Middle Power Pragmatism Needed

Middle Power Pragmatism Needed
Photo by Nathan Guan on Unsplash.

By Benjamin Zyla, Madison Fillmore and Katelyn Cassin


After Mark Carney’s special address at the World Economic Forum in Davos, the idea of a “middle power” has gained renewed attention in Canada. It was also mentioned several times at the Munich Security Conference in February. In his speech in Switzerland, Carney warned that the rules-based international order, on which middle powers depend for safety and influence, faces serious challenges. Since these states lack sufficient capacity to act alone, they should work together to support existing multilateral institutions and establish new ones. 


The term “middle power” has a long-standing history in Canada, but also abroad. In the post-World War II period, Canadian leaders and diplomats intentionally asserted a distinguished international role for Canada, grounded in its “middle” position within the international hierarchy. Middle powers are not suspected of domination, as great powers might be, yet, unlike small powers, they possess the capacity to lead on specific international issues. Accordingly, Canada’s pursuit of foreign policy rooted in a self-identified middle-power status has consistently been associated with self-interest and the projection of power. 
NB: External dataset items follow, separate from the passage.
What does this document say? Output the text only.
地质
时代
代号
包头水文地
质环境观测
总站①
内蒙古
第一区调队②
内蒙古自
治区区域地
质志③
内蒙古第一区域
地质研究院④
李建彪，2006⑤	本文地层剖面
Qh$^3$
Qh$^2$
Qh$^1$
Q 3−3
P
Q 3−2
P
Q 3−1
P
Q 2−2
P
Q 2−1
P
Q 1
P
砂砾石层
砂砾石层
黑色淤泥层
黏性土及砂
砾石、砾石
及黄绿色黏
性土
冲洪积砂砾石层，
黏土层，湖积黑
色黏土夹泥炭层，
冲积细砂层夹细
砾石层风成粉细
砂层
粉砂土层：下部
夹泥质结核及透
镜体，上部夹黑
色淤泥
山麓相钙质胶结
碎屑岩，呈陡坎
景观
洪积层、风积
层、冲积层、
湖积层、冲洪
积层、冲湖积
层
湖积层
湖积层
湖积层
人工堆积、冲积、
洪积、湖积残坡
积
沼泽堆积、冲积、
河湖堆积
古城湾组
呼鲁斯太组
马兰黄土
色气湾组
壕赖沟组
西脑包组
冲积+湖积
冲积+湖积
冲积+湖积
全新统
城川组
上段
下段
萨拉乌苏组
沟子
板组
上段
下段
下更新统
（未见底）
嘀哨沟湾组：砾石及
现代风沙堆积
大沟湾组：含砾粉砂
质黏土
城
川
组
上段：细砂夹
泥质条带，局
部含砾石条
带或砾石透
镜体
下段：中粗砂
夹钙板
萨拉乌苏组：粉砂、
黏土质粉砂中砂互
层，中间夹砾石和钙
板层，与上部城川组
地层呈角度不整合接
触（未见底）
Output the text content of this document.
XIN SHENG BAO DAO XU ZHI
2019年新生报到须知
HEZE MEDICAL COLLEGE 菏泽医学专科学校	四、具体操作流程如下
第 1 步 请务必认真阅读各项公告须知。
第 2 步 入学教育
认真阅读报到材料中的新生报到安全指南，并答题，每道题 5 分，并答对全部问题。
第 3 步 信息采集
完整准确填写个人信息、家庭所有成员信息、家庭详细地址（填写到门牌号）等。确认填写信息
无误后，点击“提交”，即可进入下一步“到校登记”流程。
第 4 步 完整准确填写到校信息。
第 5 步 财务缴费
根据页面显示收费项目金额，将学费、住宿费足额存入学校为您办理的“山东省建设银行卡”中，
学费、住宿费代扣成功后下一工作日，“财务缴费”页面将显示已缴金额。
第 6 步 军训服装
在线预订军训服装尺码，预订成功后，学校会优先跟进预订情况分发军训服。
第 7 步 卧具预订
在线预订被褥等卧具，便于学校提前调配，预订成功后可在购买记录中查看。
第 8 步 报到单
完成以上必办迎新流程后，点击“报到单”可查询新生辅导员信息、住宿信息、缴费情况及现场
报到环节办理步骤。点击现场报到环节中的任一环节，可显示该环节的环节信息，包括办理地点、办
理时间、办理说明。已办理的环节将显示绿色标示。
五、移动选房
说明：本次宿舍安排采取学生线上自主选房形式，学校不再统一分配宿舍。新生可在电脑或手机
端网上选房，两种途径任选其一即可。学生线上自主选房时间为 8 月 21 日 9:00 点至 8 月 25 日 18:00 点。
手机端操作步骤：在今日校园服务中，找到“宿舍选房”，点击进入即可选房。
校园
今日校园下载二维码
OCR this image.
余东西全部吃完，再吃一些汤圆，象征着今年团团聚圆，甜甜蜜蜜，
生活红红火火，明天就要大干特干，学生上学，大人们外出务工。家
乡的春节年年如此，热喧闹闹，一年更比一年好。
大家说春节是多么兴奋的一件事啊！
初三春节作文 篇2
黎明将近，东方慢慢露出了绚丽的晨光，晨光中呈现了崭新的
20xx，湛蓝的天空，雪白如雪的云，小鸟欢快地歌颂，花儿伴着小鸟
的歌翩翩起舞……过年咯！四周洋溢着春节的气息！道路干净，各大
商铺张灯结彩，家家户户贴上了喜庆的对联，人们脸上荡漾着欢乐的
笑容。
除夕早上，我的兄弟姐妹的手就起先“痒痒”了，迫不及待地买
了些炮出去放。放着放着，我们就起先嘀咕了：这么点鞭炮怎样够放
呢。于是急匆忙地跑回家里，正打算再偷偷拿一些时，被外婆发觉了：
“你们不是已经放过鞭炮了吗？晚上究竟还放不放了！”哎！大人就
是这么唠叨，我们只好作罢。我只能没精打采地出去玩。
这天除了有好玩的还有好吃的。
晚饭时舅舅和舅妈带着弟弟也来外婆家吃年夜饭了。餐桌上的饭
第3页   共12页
Moreover, middle powers are generally regarded as actively engaged on the international stage, assuming prominent roles in mediation, multilateralism, and offering leadership in specialized diplomatic domains. Canada has upheld this role and its international reputation in the post-World War II period, although less so during the Harper and Trudeau Jr. years.

The concept of “Middlepowermanship” has historically been closely linked with the liberal international order. Much of the discourse concerning middle powers characterizes them as “enlightened”, committed to leveraging their structural position to uphold a rights-based, rules-based, cooperative world order. This portrayal of Canada as a “benevolent” state is well-known to Canadians. However, defining middle powers as inherently supportive of the liberal world order today presents significant challenges and is becoming less relevant and more unhelpful.

First, it has resulted in a Western bias that arbitrarily excludes middle-ranked states such as South Africa and Türkiye, which are highly engaged internationally but diverge from or contest some aspects of the liberal world order. Second, the historical record of Western middle powers, such as Canada, shows that their support for liberal internationalism has always been mixed, tending to be offered only when it is in their interest. Third, to the extent that it ever fully existed, the liberal world order is under serious strain, increasingly disregarded by great powers.

Mark Carney recognized the hypocrisy. He called it a “pleasant fiction” and remarked that “we understood the story of the international rules-based order was partly false, with the strongest exempting themselves when it suited them, and trade rules enforced unevenly. We also knew that international law was applied with different levels of strictness depending on the accused or the victim’s identity.” This acknowledgment likely resonated with other middle-powers, such as Indonesia, Türkiye, and South Africa, which have previously expressed similar sentiments. 

Both the World Economic Forum and the Munich Security Conference Report clearly acknowledge that the United States has relinquished its leadership role within the liberal global order and has now emerged as one of its principal challengers. Marco Rubio’s address in Munich is further testimony to this observation. 

However, as liberal hegemony is no longer guaranteed, this situation creates new political opportunities for middle powers to act as intermediaries or connectors among diverse groups of actors, thereby promoting cooperation across various value systems and governance frameworks.  Middle powers are well-positioned to lead in addressing armed conflicts, hyper-globalization, climate change, pandemics, and mass migration, which transcend borders and require multilateral approaches. 

Waning U.S. leadership also necessitates that middle powers become more pragmatic and recognize that interests are increasingly diverse, while not every political or economic partner will share Canada’s values. 

Adopting the principled pragmatism envisioned by Mark Carney will require a shift in Canada’s foreign relations, which in recent decades has prioritized its relationship with “like-minded” allies – especially the U.S. – over sustained engagement with the rest of the world. That needs to change, and fast.

Meeting this moment also requires more than rhetoric. Middle power pragmatism necessitates meticulous and strategic policy planning, complemented by well-structured and adequately funded foreign ministries. The persistent budget cuts in Canada’s public service, including at Global Affairs Canada, are misdirected. Ultimately, a revitalized middle-power engagement will demand additional funding, innovative ideas, and a new cadre of highly trained foreign service officers. 

As great powers increasingly avoid multilateral institutions and pursue ad-hoc “dealmaking,” why not embrace middle power cooperation?

Benjamin Zyla is full professor at the University of Ottawa. Madison Fillmore is a PhD candidate at the University of Ottawa. Katelyn Cassin is Assistant professor at Özyegin University in Istanbul, Türkiye.